II recently received a customer request for a standard Citrix review—a review that I ultimately rejected. When I received the details, my first step, as always, was to review the key information: licenses, products, and components. The client’s goal was to update the environment. The wish list included Windows Server 2025, Teams, Office 365 with OneDrive as well as the introduction of FSLogix. The plan was to take risks In-place upgrades for the SQL and Provisioning Services (PVS) servers. In addition, the environment supports a maximum of 300 concurrent users (CCU) – a scale at which PVS is simply the wrong choice of technology.
Managed by just a single part-time Citrix administrator, they managed to get by clinging desperately to the complex old system out of sheer habit.
The old infrastructure:
- 2x Delivery Controller (DDC)
- 2x Provisioning Services (PVS)
- 2 StoreFront servers
- NetScaler (HDX Proxy + NPS for MFA)
- Citrix License Server
- SQL Server
Does this sound familiar to you?
Then came the turning point: I realized that the customer was already using Citrix Universal Hybrid Multi-Cloud (UMHC)-holds licenses.
That was exactly the point at which I refused to conduct the review as requested. Why? Because clinging to that level of redundant complexity means living in the past. For an IT services firm looking to bill for hours, that’s a dream; for an efficient IT operation, however, it’s a nightmare.
Instead of simply replicating the old design, I recommended switching to Citrix DaaS with Machine Creation Services (MCS) and Citrix UPM, based entirely on ProfileDisk. I showed the admin exactly how this approach would drastically simplify his daily work while simultaneously massively reducing the required on-prem resources. However, before he could accept the new design, he expressed serious concerns about moving the VDAs to the cloud—something I had to address immediately.
Clearing Up the „Cloud“ Misconception
When customers hear „Citrix Cloud,“ they often immediately worry that their data or VDAs are hosted on Azure or AWS. They ask, „How do we connect to our on-premises database if the VDAs are in the cloud?“ The term „cloud“ is often a stumbling block here; „Citrix Cloud Services“ would be much more accurate. The admin was visibly relieved when he realized that the workers, corporate data, and user connections remain entirely on-premises.

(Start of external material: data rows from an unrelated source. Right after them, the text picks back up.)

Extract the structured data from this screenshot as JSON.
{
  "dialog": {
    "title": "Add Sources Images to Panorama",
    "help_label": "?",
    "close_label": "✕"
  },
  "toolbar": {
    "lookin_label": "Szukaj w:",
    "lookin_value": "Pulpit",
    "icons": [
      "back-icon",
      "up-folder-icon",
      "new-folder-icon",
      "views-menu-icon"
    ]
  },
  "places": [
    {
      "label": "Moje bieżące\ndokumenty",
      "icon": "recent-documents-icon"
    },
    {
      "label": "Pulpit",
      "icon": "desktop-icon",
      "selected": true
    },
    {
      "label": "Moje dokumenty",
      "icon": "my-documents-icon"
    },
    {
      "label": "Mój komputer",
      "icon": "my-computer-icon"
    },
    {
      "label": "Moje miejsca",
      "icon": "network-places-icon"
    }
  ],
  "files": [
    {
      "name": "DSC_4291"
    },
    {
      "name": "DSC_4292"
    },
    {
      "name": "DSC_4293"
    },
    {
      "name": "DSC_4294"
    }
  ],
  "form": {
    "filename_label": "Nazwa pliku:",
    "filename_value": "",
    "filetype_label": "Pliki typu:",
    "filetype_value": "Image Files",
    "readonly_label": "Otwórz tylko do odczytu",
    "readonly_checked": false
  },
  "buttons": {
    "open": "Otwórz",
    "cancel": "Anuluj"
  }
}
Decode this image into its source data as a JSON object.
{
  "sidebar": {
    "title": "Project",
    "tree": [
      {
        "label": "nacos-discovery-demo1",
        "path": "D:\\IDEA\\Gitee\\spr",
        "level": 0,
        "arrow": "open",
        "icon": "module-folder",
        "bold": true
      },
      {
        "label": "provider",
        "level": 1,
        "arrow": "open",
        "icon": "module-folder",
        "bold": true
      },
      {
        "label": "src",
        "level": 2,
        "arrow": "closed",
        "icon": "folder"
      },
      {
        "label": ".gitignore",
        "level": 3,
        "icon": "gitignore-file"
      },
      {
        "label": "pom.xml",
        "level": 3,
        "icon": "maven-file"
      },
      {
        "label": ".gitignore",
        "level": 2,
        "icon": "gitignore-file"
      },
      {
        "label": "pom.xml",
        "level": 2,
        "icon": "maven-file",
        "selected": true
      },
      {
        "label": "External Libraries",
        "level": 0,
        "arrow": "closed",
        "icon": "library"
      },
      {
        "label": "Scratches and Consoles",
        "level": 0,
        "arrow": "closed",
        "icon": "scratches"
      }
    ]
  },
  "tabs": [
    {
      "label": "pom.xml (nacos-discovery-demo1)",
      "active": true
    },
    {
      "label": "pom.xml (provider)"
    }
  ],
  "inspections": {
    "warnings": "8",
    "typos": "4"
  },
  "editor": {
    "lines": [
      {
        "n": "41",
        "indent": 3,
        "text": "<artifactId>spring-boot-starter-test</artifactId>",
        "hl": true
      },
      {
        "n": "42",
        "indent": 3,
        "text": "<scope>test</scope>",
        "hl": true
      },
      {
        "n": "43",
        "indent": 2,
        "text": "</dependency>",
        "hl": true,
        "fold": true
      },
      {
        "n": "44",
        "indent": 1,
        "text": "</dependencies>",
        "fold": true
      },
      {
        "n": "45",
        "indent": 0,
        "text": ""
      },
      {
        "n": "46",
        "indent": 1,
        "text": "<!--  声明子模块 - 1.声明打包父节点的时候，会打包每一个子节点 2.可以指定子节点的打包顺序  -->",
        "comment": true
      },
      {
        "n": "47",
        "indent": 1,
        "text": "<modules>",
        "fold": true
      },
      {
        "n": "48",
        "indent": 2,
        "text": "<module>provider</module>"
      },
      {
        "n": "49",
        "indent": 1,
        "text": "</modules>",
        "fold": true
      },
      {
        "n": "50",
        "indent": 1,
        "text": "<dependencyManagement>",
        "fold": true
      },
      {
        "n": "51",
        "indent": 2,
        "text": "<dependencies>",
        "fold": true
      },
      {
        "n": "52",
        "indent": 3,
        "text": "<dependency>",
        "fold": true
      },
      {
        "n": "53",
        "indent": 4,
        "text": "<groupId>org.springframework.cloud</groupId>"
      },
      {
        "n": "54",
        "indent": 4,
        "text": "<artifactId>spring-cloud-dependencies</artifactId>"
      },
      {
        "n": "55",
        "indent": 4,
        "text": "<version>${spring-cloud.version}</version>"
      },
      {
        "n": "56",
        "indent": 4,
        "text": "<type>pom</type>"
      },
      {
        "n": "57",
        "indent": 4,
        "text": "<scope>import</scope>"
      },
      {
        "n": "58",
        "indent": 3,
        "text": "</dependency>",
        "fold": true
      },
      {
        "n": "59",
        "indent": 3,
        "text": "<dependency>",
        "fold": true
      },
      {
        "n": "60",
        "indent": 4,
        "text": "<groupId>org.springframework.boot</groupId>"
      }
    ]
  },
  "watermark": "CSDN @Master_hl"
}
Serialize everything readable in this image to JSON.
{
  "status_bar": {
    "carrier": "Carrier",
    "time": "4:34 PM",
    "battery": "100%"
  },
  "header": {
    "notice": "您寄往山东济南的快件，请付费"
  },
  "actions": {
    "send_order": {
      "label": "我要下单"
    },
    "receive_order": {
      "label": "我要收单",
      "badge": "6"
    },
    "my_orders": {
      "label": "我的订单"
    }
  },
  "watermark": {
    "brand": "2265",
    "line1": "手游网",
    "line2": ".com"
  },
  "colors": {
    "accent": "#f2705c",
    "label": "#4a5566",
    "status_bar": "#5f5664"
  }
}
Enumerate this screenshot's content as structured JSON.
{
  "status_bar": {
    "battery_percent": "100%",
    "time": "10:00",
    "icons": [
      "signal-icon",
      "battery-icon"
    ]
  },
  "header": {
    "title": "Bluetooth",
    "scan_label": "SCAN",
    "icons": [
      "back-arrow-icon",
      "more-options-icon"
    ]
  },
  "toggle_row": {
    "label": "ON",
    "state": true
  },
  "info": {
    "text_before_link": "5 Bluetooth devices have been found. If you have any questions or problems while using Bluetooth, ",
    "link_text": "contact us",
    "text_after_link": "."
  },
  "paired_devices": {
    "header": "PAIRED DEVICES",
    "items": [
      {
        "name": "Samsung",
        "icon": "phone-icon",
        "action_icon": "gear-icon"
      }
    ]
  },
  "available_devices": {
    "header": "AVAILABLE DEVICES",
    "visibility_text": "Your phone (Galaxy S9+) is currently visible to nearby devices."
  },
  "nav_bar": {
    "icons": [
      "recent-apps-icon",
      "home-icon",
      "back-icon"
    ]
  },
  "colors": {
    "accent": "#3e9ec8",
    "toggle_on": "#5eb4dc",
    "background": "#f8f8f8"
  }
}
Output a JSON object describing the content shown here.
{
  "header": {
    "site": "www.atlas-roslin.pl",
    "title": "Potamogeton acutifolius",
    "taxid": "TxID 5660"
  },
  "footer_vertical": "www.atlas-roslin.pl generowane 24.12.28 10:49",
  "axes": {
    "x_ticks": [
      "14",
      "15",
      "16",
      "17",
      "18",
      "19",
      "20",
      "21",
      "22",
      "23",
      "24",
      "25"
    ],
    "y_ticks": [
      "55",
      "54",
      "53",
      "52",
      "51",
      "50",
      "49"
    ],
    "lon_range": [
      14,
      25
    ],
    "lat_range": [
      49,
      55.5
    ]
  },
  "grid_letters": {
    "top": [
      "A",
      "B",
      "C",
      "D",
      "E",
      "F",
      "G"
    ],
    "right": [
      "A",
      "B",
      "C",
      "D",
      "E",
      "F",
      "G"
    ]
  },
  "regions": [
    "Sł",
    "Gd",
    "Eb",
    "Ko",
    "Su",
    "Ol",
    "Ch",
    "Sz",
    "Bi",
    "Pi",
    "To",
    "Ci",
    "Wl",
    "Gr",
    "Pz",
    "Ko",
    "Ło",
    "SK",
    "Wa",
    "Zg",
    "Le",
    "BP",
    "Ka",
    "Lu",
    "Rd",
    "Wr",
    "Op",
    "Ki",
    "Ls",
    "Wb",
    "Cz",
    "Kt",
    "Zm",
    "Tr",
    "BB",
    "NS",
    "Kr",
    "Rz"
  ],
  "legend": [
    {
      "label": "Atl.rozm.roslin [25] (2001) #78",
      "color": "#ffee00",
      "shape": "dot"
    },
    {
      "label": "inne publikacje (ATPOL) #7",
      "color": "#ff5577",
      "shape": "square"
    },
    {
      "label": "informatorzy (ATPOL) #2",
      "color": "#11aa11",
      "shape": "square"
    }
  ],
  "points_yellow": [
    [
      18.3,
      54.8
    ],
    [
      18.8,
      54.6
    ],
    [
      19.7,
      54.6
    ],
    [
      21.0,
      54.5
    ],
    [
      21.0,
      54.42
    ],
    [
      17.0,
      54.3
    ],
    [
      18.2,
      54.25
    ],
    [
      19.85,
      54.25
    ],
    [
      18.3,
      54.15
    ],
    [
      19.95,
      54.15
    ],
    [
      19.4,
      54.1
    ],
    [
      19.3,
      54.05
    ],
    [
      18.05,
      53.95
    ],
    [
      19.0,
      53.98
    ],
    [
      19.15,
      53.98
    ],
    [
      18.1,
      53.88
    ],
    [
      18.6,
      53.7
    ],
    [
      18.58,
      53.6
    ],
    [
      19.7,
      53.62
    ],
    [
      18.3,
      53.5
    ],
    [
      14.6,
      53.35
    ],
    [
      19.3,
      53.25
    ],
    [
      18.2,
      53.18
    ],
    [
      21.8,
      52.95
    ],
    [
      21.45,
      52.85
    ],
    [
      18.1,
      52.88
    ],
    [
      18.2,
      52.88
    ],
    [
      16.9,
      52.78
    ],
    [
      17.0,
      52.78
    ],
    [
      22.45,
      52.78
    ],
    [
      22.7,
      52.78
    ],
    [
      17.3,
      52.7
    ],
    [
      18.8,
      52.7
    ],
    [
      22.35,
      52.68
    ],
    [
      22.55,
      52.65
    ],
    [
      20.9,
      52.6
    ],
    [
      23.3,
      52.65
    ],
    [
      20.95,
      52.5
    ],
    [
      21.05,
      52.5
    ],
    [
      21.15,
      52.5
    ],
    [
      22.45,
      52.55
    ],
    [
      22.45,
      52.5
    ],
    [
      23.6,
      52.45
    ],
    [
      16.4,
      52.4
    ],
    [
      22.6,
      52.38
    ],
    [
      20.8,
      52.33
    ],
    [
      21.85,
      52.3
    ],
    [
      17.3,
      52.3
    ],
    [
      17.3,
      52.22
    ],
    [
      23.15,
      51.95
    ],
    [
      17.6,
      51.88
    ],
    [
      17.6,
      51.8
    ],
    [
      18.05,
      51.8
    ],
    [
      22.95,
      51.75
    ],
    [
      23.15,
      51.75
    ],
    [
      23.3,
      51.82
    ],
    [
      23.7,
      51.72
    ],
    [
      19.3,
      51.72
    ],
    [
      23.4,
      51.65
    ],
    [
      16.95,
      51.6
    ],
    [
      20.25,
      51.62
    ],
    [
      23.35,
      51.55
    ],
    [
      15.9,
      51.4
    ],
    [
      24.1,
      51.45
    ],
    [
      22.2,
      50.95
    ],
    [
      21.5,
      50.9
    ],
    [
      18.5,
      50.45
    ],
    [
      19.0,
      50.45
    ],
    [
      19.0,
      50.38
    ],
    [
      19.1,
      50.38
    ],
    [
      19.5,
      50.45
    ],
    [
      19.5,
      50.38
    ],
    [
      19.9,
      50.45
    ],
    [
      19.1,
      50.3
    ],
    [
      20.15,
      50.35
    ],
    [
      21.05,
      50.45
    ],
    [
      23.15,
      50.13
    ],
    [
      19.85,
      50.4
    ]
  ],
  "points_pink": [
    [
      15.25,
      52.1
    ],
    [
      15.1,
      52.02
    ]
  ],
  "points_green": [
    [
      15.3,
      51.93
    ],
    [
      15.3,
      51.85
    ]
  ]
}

The admin openly admitted to having zero experience with MCS or the cloud, and clearly showed fear of the unknown. In the end, it was the drastic simplification brought about by the new design that convinced him to modernize.
The new architecture:
Two cloud connectors
- Two Federated Authentication Service (FAS) services as a shared workload
- Machine Creation Services (MCS) instead of Provisioning Services
- User Profile Management (UPM) ProfileDisk instead of FSLogix
- Gateway Service instead of NetScaler + Network Policy Server
- SQL Database and Licenses as a Service in Citrix Cloud

The outcome and value of the license
- 60 fewer infrastructure VMs (%): The traditional environment required at least 10 management systems. The new architecture requires only 4 (2 Cloud Connectors, 2 FAS units).
- Put an end to the upgrade madness: The release cycles for Long-Term Service Releases (LTSR) have become noticeably shorter. Those who remain on-premises are forced to deal with increasingly frequent and time-consuming version upgrades for Delivery Controller, StoreFront, Provisioning Services, and SQL Server. If you use cloud services, this effort is completely eliminated. The regular nail-biting wait for monthly Windows updates for these essential infrastructure components is also a thing of the past.
- True Return on Investment (ROI): The UMHC license has already been paid for and includes cloud services. Anyone who stubbornly clings to a purely on-premises architecture with this licensing model is wasting money twice over: The paid cloud features remain unused, while at the same time costs are incurred for compute, storage, backup, Windows Server licenses, and the operation of six redundant servers.
- Drastic simplification of operations: The Cloud Connectors update themselves. There is no longer a need to constantly install NetScaler firmware upgrades to address critical security vulnerabilities. Manual disk management of the PVS servers is no longer required; instead, image management is handled simply and directly through Machine Creation Services.
How about you? Still stuck in the past and afraid of change? It's time to modernize and simplify!